Longitudinal Dynamics: Are Subphenotypes Stable?
The most significant contribution of this study is the confirmation of temporal stability. The Bayesian Markov model revealed that the probability of a patient remaining in their assigned subphenotype over a 7-day period was high.
Stability Probabilities
- Hypoinflammatory Stability: Patients in this group had a 70% probability of remaining hypoinflammatory. They also had a 17% probability of being extubated, while only 7% progressed to the hyperinflammatory state.
- Hyperinflammatory Stability: Patients in this group had a 52% probability of remaining hyperinflammatory. The risk of death was high (23%), while the probability of transitioning to a hypoinflammatory state (20%) or being extubated (5%) was relatively low.
These findings suggest that once a patient is categorized into a subphenotype, that biological trajectory is likely to persist throughout the acute phase of the illness. This challenges the notion that ARDS subphenotypes are merely transient snapshots of a rapidly evolving condition.
Expert Commentary: Mechanistic Insights and Clinical Implications
The stability of these subphenotypes has major implications for the future of ARDS management. From a mechanistic perspective, the hyperinflammatory state appears to be driven by a sustained cycle of endothelial injury and cytokine release that does not easily resolve. The high levels of adhesion molecules and proangiogenic factors in the hyperinflammatory group point toward the endothelium as a primary driver of the persistent pathology.

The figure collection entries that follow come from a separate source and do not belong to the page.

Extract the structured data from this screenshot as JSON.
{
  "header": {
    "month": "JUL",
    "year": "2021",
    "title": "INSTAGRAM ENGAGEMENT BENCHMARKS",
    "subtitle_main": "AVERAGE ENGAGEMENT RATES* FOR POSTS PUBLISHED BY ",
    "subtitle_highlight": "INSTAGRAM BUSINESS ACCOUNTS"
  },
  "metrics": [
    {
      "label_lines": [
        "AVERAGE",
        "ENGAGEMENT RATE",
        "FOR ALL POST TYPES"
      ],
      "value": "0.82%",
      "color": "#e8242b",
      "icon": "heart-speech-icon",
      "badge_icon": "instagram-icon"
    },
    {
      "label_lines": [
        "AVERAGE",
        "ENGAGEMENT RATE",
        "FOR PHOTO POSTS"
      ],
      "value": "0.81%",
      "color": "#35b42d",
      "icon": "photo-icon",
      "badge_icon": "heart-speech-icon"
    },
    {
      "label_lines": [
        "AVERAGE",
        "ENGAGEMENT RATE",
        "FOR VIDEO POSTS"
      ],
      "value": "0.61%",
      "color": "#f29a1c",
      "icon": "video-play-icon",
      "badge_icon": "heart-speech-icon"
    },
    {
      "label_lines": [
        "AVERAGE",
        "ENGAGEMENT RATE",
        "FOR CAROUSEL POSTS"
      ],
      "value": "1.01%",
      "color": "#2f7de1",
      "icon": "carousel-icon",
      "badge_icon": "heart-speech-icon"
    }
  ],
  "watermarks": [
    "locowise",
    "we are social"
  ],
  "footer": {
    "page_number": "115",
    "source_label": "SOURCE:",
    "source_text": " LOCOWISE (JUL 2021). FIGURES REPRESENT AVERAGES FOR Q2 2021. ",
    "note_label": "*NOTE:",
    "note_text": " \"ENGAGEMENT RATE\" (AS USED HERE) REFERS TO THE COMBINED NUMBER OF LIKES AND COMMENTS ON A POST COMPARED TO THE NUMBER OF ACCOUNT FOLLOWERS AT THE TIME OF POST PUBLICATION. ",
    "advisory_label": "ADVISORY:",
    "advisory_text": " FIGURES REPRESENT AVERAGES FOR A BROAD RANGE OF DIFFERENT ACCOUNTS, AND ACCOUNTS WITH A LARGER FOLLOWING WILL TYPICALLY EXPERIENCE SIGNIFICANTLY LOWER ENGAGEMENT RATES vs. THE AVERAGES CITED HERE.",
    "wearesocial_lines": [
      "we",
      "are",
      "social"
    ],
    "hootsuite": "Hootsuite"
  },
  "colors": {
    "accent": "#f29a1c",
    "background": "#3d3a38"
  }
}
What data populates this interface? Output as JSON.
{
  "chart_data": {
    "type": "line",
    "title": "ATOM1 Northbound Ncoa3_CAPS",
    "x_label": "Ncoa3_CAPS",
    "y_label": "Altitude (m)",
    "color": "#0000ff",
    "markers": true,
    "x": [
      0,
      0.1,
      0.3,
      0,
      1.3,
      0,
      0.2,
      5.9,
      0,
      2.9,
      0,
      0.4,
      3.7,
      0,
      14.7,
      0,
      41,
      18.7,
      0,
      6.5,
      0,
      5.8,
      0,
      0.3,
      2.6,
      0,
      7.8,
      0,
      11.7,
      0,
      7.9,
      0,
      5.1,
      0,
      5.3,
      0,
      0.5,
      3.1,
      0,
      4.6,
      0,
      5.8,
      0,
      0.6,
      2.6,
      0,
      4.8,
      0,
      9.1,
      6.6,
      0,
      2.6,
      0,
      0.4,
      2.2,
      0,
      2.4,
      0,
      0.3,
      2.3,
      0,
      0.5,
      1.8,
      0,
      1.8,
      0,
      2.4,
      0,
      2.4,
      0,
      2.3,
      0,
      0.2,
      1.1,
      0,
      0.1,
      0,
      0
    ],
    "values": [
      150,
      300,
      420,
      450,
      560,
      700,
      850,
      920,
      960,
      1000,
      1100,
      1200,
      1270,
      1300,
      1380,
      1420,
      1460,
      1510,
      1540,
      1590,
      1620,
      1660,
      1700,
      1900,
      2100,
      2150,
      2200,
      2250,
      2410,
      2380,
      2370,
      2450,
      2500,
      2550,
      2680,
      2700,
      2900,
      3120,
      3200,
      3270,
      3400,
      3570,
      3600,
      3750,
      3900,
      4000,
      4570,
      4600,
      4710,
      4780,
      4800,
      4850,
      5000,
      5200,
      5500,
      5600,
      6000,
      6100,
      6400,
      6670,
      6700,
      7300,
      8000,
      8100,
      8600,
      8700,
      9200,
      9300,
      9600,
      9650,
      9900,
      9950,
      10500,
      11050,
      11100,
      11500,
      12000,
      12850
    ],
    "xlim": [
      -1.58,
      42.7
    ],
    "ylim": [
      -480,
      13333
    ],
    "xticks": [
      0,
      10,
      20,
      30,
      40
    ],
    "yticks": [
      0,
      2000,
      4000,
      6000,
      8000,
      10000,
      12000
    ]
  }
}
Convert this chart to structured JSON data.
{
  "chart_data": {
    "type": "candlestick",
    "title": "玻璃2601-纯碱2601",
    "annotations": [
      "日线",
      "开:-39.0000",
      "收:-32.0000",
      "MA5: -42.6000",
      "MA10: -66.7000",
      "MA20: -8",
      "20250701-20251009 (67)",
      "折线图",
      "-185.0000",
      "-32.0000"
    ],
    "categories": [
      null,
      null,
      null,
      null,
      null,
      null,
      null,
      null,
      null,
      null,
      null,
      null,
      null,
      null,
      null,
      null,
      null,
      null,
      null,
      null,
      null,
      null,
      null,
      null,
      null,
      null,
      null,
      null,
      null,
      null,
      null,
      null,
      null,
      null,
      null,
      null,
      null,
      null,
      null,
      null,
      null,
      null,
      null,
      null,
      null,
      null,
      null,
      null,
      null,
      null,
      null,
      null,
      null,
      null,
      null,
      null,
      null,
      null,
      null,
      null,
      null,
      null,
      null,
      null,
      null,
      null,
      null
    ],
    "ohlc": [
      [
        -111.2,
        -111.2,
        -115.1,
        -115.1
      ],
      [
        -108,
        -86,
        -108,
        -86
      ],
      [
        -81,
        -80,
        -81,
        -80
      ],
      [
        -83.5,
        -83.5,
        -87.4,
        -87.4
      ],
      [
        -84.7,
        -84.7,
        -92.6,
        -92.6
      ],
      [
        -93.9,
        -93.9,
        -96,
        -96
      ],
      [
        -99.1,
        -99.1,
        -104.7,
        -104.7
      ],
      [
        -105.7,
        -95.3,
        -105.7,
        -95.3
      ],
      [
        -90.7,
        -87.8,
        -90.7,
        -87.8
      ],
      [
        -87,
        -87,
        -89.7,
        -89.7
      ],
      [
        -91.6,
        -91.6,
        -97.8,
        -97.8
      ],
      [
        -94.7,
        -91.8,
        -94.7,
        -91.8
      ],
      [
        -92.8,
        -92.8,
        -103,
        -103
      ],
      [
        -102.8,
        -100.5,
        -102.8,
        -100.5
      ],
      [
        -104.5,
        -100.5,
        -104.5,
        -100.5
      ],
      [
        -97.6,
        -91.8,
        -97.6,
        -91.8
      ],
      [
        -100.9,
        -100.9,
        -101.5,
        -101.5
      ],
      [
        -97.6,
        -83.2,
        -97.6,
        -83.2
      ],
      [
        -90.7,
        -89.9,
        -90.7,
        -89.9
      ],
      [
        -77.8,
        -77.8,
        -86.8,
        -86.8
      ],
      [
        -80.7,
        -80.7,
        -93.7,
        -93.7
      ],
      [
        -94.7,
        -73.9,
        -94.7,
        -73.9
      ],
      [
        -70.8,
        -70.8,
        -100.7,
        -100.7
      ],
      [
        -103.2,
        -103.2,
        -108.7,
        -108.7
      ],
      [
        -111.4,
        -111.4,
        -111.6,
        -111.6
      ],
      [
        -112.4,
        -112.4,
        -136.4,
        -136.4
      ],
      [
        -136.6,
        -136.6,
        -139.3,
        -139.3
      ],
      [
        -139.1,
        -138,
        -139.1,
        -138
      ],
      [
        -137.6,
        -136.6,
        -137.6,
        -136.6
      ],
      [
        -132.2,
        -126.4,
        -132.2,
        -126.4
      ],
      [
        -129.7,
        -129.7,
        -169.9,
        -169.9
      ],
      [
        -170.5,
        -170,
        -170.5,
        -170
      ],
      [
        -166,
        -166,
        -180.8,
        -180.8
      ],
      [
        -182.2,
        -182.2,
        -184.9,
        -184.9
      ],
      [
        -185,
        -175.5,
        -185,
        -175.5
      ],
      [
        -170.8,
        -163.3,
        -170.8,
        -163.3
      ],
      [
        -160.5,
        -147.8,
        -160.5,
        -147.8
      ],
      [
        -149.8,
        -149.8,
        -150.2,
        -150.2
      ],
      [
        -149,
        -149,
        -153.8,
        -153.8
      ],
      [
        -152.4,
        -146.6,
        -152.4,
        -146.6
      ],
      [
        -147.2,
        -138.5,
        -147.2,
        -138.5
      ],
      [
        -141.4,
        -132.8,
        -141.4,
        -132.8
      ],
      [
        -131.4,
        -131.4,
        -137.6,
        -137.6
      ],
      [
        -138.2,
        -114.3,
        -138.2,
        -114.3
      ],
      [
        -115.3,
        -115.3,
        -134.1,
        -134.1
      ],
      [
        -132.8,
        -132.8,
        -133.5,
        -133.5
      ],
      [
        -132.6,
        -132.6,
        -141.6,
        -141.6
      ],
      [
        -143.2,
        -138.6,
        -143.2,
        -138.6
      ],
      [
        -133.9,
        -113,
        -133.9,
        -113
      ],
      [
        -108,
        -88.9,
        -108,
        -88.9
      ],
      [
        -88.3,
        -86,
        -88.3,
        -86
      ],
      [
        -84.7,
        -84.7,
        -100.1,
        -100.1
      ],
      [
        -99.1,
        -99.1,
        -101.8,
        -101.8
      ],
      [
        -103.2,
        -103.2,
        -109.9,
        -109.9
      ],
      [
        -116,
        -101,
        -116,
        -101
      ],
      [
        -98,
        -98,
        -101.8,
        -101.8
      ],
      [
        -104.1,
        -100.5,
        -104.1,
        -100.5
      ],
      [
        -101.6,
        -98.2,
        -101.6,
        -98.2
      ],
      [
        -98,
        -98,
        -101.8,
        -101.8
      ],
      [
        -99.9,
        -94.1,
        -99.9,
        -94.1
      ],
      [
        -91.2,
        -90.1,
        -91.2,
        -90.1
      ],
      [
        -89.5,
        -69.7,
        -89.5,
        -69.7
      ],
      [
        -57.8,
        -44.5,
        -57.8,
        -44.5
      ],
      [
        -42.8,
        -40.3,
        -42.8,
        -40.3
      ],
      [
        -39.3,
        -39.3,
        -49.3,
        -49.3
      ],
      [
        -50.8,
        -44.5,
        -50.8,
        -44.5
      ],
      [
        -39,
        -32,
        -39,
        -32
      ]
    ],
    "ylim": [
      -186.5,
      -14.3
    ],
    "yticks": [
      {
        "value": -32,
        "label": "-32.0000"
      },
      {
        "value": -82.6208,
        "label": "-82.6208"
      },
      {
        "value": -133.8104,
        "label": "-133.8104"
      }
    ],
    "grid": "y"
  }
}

Precision Medicine and Trial Design
For decades, ARDS trials have failed, likely because they treated all patients as a homogeneous group. The ICAR trial data suggests that future trials should consider “predictive enrichment.” By identifying hyperinflammatory patients early, researchers can target them with specific anti-inflammatory or immunomodulatory therapies. Because these phenotypes are stable, a treatment initiated based on a day 0 assessment is likely to remain biologically relevant for the duration of the patient’s ICU stay.
Limitations and Generalizability
While the study is robust, it is important to note that the cohort consisted entirely of COVID-19 patients. While COVID-19 ARDS shares many features with traditional ARDS, the inflammatory kinetics may differ. Additionally, the sample size (n=146) is relatively small for complex clustering, though the multicenter nature and the use of Bayesian modeling strengthen the validity of the results.
Conclusion
The ICAR trial reanalysis provides compelling evidence that inflammatory subphenotypes in COVID-19-related ARDS are stable over 28 days. The hyperinflammatory subphenotype identifies a high-risk population with distinct biological drivers and a poor prognosis. Monitoring these subphenotypes is not only valuable for assessing patient trajectories but is also essential for the development of targeted, evidence-based therapies. As we move toward a more personalized approach in the ICU, understanding the longitudinal stability of these biological signatures will be paramount.
References
Renard Triché L, Fosset M, Jabaudon M, et al. Temporal stability of inflammatory subphenotypes of acute respiratory distress syndrome: 28-day insights from the ICAR trial. Anaesth Crit Care Pain Med. 2025 Sep;44(5):101559. doi: 10.1016/j.accpm.2025.101559. Epub 2025 May 26. PMID: 40436270.